Un gol all’Inter, il mio preferito. La meraviglia comincia sulla tre quarti campo della Roma quando Totti recupera il pallone, continua con l’accelerazione e la determinazione del 10 che si libera di due calciatori dell’Inter. Non sono dribbling puliti, sono fatti con la tenacia, con la forza, con la previsione. Devi essere un po’ pazzo e devi vedere uno spicchio di futuro. Quando Totti avanza verso l’area dei neroazzurri ha davanti Montella e alla sua sinistra altri due compagni di squadra che vanno verso l’area, ha almeno due opzioni di passaggio, ma il fuoriclasse delle opzioni certe volte non ha bisogno perché ha avvertito qualcosa. Credo che Totti abbia annusato quel gol dal momento in cui ha recuperato il pallone, abbia cominciato a costruire il pallonetto da allora. No, non lo sapeva, lo sentiva. Sentiva di trovarsi nel campo dello straordinario.

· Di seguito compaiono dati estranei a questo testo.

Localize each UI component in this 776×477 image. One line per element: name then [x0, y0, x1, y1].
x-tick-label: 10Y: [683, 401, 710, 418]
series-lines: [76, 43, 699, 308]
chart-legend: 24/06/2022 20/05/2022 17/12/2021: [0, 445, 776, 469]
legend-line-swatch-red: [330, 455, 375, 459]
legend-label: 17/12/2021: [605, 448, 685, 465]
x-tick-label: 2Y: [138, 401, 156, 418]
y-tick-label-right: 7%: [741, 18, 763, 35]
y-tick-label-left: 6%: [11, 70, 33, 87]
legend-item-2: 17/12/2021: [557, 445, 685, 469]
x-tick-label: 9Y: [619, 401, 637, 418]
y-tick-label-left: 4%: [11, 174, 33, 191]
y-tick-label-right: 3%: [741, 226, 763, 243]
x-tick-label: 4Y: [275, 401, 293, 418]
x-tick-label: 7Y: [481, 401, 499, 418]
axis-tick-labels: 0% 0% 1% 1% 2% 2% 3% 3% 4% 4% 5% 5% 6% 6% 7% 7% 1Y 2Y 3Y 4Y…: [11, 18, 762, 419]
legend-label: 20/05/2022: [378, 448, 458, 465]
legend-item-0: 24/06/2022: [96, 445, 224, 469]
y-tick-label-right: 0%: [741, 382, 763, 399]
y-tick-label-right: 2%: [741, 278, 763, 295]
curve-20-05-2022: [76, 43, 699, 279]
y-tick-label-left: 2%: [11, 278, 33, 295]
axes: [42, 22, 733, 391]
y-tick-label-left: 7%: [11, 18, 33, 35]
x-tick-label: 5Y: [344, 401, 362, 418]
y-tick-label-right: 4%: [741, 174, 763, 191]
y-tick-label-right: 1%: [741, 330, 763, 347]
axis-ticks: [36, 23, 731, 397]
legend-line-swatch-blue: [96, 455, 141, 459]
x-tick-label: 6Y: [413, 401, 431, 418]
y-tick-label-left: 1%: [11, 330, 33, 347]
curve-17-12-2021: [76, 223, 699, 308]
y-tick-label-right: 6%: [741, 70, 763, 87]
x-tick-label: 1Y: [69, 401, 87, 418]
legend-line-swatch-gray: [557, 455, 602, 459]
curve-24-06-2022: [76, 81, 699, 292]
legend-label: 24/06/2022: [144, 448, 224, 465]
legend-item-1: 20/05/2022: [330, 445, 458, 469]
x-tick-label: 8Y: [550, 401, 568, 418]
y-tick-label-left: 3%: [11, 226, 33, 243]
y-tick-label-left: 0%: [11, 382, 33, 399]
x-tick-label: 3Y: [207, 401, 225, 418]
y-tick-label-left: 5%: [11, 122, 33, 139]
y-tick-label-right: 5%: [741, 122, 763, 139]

Un altro gol. Due tocchi. In una partita contro il Brescia. Al limite dell’area Amantino Mancini appoggia verso Totti che sta arrivando nei pressi della lunetta. Il primo tocco è un leggero esterno destro che serve a orientare il pallone verso la porta e a saltare un difensore bresciano. Il secondo tocco è un pallonetto stupendo che sembra la cosa più semplice del mondo.
Totti e l’apertura al buio sono nel mio archivio delle cose perdute non perché io non possa rivedere le sue azioni mille volte, ma perché non ve ne saranno di nuove. I video ci danno la possibilità di ritornare alla bellezza, ma è una bellezza che conosciamo, ed è comunque un conforto, la memoria di cui parla Judith Schalansky. Quello che ci manca, ciò che è perduto, è l’inaspettato, l’attimo in cui Totti si preparava a fare qualcosa - fosse un lancio di cinquanta metri, un tunnel, o un tiro dai trenta metri – e noi non sapevamo ancora cosa sarebbe accaduto. Quella sospensione era la soglia dalla quale i nostri occhi avrebbero oltrepassato il buio.
«Qualcuno diceva / qualcosa sulle ombre che coprivano il campo […]». Quando leggo questi versi di Mark Strand (tradotti da Damiano Abeni) penso a Francesco Totti, ci ha detto molto sulle ombre che coprivano il campo, su come liberarsene.